Watch a “health coach” from a mlm company jump through hoops to insist that their shake cures a thousand diseases without actually saying it. They insinuate it through testimonials and slick Instagram photos…caring only as long as you want to jump into their downline. But like most other things, the real thing VERY RARELY LIVES UP TO THE ADVERTISING. Thousands have been scammed and harmed by slick campaigns that promise to be the answer to all of life’s struggles. (don’t believe me? Check out “Sounds Like MLM But Okay” podcast and facebook group)

So, why am I talking about this on a platform about adoption and adoptees? Well…if we are taught to be cautious about advertising in all of its forms, if we are taught to always remember that the real deal is NEVER the same as the PR, if we as a society create regulations and ethical guidelines aimed at protecting the vulnerable from being scammed and harmed, why do we allow Hopeful Adoptive Parents to create advertising portfolios that have only ONE PURPOSE: to convince a vulnerable expectant mother to relinquish her baby to them? Why do we allow Hopeful Adoptive Parents to create public fundraising campaigns utilizing the same marketing gimmicks to help them acheive that ultimate goal: the convincing of a mother that her child would be better off with them than with her.

I am cautious to not speak out my lane here, as I have never relinquished a child. However, as the one relinquished (and NOT in an era of slick adoption advertising), the thought of my adoptive parents convincing my birthmother DIRECTLY to hand me over… by way of manipulative and disingenuous professional photo shoots bearing letterboards with quips such as “searching for our missing piece”, “dear birthmother”, and “growing in our hearts”…and then to HAVE MY BIRTHMOTHER BELIEVE IT….makes my heart shatter into a thousand pieces.

How dirty is this exchange: those with the most ability and money creating what is essentially a public image scrubbed of its reality, and steeped in fantasy. I have yet to see a HAP profile with pictures of the dirty dishes (until now likely….yes, I know the industry and more savvy HAPs watch us and take notes), a recording of a fight when a spouse threatened to leave, or secret racist Uncle Billy with his confederate flag in his backyard. Where are these pictures?

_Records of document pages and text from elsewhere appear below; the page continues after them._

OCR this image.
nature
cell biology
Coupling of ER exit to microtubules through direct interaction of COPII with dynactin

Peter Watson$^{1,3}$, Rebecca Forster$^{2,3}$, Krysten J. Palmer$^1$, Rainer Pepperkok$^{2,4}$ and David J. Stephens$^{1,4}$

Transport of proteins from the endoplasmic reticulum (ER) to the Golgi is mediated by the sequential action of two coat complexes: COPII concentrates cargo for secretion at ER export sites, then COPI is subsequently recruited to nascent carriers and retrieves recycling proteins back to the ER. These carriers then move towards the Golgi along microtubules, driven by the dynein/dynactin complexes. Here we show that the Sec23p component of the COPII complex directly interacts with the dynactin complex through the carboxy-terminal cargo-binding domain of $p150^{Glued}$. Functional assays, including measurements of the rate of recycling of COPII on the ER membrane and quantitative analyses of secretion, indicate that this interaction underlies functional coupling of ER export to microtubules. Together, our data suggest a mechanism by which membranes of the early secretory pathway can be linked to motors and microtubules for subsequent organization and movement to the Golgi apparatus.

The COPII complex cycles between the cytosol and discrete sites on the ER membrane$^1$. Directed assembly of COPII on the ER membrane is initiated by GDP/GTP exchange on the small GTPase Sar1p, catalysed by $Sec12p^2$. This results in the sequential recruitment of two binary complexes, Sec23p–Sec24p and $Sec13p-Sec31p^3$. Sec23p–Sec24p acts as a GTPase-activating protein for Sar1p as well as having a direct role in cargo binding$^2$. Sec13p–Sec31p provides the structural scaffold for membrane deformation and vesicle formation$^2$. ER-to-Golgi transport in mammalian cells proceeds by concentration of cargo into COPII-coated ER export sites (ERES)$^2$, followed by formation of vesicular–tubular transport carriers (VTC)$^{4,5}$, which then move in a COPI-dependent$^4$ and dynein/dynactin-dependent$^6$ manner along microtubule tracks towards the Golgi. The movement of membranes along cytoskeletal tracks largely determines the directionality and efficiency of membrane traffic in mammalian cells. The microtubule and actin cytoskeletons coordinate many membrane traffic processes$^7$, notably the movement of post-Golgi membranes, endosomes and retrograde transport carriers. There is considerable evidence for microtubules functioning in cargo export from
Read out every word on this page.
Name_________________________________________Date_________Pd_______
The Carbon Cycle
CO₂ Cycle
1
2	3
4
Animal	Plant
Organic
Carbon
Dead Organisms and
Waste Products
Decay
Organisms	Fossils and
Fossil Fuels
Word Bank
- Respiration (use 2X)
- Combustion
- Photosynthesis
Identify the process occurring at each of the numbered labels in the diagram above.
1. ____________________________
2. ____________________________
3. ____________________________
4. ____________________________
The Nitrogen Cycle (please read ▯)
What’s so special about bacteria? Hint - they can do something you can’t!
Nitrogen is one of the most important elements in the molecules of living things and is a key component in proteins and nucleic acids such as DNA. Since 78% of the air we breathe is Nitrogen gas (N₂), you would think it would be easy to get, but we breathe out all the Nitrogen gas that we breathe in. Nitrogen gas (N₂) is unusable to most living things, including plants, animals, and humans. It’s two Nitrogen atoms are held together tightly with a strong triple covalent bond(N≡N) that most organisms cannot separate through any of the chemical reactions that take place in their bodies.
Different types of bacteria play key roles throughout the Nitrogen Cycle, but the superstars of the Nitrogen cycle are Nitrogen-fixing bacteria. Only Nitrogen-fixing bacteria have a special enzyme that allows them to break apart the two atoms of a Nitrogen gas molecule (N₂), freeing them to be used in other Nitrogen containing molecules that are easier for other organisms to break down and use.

No, instead, pictured are gross over exaggerations of what is likely real, if not outright lies. But, how will you compete with the 40 other couples that are gunning for the baby that God wills for YOU if you don’t fudge it a little? This is a race to the finish, and to get the prize, you must have the best and most prolific Adoption Journey social media account to woo “birthmother” into your (I mean God’s) Divine Plan.

I want to make a clear statement that I do not believe that this kind of advertising, profile building, and prebirth matching should be happening. Ever. At all. It needs to end. And it needs to be seen societally for WHAT IT IS. It is just another trend in advertising directed at the gullible and the vulnerable, no different than the snake oil of the 19th century. This time, not for the money of the vulnerable, but for the infant of the vulnerable. A living, breathing, real life human; whose worth cannot be measured in dollars, and should never be campaigned for as if we are just goods to be transferred.

Adoptees are HUMANS, who don’t “graduate” from their adoptions. We live it our entire lives. Don’t let our life’s trajectory start in PR and advertising. It is dehumanizing. It is dismissive. And ultimately, it is destructive.

So, Hopeful Adoptive Parents: this isn’t a good look for you. And we (here at MMM and many other adoptees) are on a PR campaign of our own to make it so that the rest of society sees that it isn’t a good look as well…so that you will no longer be able to engage in this disgusting and unethical practice that puts mothers and natural families on adoptive parents’ downlines. The way adoption is practiced in the United States today is essentially a scamming mlm: where only those at the top actually get anything out of it.